Saturday, April 7, 2018

The Erasure of Disability

During the Games, both Katniss and Peeta suffer from numerous injuries, but perhaps the two most salient of these injuries are Katniss's hearing loss in her left ear and Peeta's blood poisoning and eventual leg amputation. Katniss and Peeta must both learn to adjust during the games. Katniss soon feels vulnerable, stating, "I can't adjust to the deafness in the ear. It makes me feel off-balanced and defenseless to my left. Blind even. My head keeps turning to the injured side, as my right ear tries to compensate for the wall of nothingness where yesterday there was a constant flow of information" (228-229). Katniss views this as a disadvantage during the games, and she struggles throughout the rest of her novel to eventually adjust her survival strategy to no longer having her sense of hearing on the left. Likewise, Peeta's leg injury makes him essentially immobile for days as Katniss takes care of him. When he does regain movement, he is significantly slowed. Katniss even remarks that when the mutts are chasing them, Peeta is "about fifteen yards behind [her], hobbling as fast as he can" (339). Peeta must continue to adjust after the games, when his leg is ultimately amputated. He is described as "almost losing his balance" (361) upon his reunion with Katniss after the Games, clearly still becoming used to his prosthetic leg.
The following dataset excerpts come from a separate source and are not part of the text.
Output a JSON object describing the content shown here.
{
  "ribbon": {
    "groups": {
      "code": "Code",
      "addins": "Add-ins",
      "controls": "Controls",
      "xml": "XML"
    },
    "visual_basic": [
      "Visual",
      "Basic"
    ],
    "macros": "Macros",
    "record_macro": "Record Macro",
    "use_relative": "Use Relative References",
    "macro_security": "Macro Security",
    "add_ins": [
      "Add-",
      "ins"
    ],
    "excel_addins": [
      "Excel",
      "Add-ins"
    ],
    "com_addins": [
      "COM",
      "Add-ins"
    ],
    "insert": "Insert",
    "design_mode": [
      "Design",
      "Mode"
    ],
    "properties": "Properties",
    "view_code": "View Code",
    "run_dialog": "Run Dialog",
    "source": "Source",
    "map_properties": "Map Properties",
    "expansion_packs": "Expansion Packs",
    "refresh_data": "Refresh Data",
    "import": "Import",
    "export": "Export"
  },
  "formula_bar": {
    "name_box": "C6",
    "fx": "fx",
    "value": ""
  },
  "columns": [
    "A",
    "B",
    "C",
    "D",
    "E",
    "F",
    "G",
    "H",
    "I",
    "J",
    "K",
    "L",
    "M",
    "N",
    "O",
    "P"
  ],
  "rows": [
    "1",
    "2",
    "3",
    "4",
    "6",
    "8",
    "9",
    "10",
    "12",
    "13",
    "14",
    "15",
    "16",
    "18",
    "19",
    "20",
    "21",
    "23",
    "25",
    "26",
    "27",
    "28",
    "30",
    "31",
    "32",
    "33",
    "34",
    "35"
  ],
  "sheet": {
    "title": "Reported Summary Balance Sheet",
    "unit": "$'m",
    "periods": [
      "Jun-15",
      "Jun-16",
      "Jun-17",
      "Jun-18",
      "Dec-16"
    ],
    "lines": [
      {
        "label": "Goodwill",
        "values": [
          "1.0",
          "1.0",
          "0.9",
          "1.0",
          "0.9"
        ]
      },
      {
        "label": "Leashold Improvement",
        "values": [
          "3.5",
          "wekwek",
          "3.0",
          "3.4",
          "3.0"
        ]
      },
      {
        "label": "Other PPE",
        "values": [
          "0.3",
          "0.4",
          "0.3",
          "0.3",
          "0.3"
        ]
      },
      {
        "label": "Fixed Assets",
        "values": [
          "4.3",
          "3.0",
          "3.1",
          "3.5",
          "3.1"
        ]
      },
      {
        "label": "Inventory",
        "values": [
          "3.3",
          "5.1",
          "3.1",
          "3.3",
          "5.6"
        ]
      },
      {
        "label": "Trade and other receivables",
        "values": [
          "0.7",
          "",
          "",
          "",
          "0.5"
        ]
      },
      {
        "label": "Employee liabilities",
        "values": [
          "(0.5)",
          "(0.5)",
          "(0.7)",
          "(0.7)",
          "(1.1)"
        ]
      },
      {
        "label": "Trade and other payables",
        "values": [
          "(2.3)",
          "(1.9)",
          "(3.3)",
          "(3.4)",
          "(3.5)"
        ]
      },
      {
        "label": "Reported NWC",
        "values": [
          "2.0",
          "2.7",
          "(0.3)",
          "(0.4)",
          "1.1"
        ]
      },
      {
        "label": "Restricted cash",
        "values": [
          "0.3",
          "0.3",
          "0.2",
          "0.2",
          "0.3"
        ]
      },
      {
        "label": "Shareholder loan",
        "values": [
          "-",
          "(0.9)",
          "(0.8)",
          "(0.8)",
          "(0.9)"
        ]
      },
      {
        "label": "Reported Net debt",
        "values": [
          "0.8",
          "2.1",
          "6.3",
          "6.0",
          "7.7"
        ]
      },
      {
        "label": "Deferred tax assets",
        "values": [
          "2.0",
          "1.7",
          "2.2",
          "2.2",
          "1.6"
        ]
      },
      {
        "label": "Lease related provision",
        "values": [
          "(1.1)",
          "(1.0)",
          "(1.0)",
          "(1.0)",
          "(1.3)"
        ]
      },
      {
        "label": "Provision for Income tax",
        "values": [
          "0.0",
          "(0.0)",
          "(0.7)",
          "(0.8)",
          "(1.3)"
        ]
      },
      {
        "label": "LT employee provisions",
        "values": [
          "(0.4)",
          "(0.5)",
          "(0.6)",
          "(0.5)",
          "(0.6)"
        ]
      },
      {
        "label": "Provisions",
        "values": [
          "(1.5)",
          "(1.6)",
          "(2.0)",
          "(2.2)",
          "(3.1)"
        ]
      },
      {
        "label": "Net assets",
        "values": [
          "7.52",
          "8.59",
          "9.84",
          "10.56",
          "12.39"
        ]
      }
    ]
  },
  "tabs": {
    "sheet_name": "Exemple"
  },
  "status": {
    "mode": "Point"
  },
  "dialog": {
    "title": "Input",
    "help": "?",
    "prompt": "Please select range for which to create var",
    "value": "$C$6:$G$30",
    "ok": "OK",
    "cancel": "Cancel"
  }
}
The Capitol is quick to erase the disabilities Katniss and Peeta received from their Games. As Katniss wakes up after leaving the arena, she remarks, "Not only are the scars from the arena gone, but those accumulated over years of hunting have vanished without a trace." (359). Furthermore, her hearing in her left ear has returned completely. The Capitol has been quick to erase any signs of the physical and emotional trauma the Victors went through in the Games in order to downplay the severity of the Hunger Games. Though the Capitol could not heal Peeta's leg, they are careful to hide it from the audience, making no mention of Peeta's amputation until Katniss notices the prosthetic on camera. To the Capitol, the violence of the Hunger Games is just entertainment. If they had allowed Katniss and Peeta to showcase their disabilities (war scars of a sort) to all of Panem, it would harm the vision they had crafted so carefully of the Games. Constant reminders of the violence endured by the tributes in the arena could lead people all across Panem to question whether the Games are really just.


But perhaps we ourselves aren't so different than the Capitol in this respect. The film adaptation of the Hunger Games entirely disregards Katniss' loss of hearing. Not once do we see Katniss suffer to adjust to her newfound deafness in the first movie. Though Peeta's leg injury is shown, Peeta ultimately does not have an amputation in the film adaptation. After the Games, Peeta's leg is somehow completely cured, and he has regained full mobility. The erasure of Peeta's amputation eventually leads to plot holes in the series' later films. In Catching Fire and Mockingjay, Peeta often struggles to physically keep up with the other tributes and rebels. In the books, this is clearly attributed to his struggle to adjust to his prosthetic. However, the movies offer no explanation for why Peeta is constantly left behind in physical challenges. In refusing to show the full extent of Katniss and Peeta's injuries, the film series, in a Capitol-like manner, completely erases one of Collins' most important themes, as well as representation for individuals with disabilities.

1 comment:

  1. In The Hunger Games, physical disabilities mark traitors, not victors. Other than the injuries sustained by Katniss and Peeta in the Games, the only characters we see with disabilities are the Avoxes. Haymitch explains to Katniss that an Avox is “someone who committed a crime. [The Capitol] cut her tongue so she can’t speak” (77). While the Avox are physically voiceless, they are also metaphorically invisible. In the Capitol, the Avox are merely servants. Even if they had a tongue, their voice would be no use to them anyway. Acquiring physical defects in the Games relates Katniss and Peeta to the Avoxes because they both exhibit evidence of the cruelness of the Capitol. Katniss and Peeta’s scars and disabilities serve as a blatant reminder of the brutality of the Games. Erasing these impairments ultimately serves the Capitol. Helping the victors recover from their wounds is not a sign of compassion, but rather a statement of ownership. These body makeovers stem from the desire to make the victors appear more Capitol-like since scars and hearing loss do not fit into the Capitol’s standards of beauty. Ultimately, Katniss and Peeta are externally characterized as the Capitol’s children, but internally they are destined to resemble the Avoxes as Capitol traitors.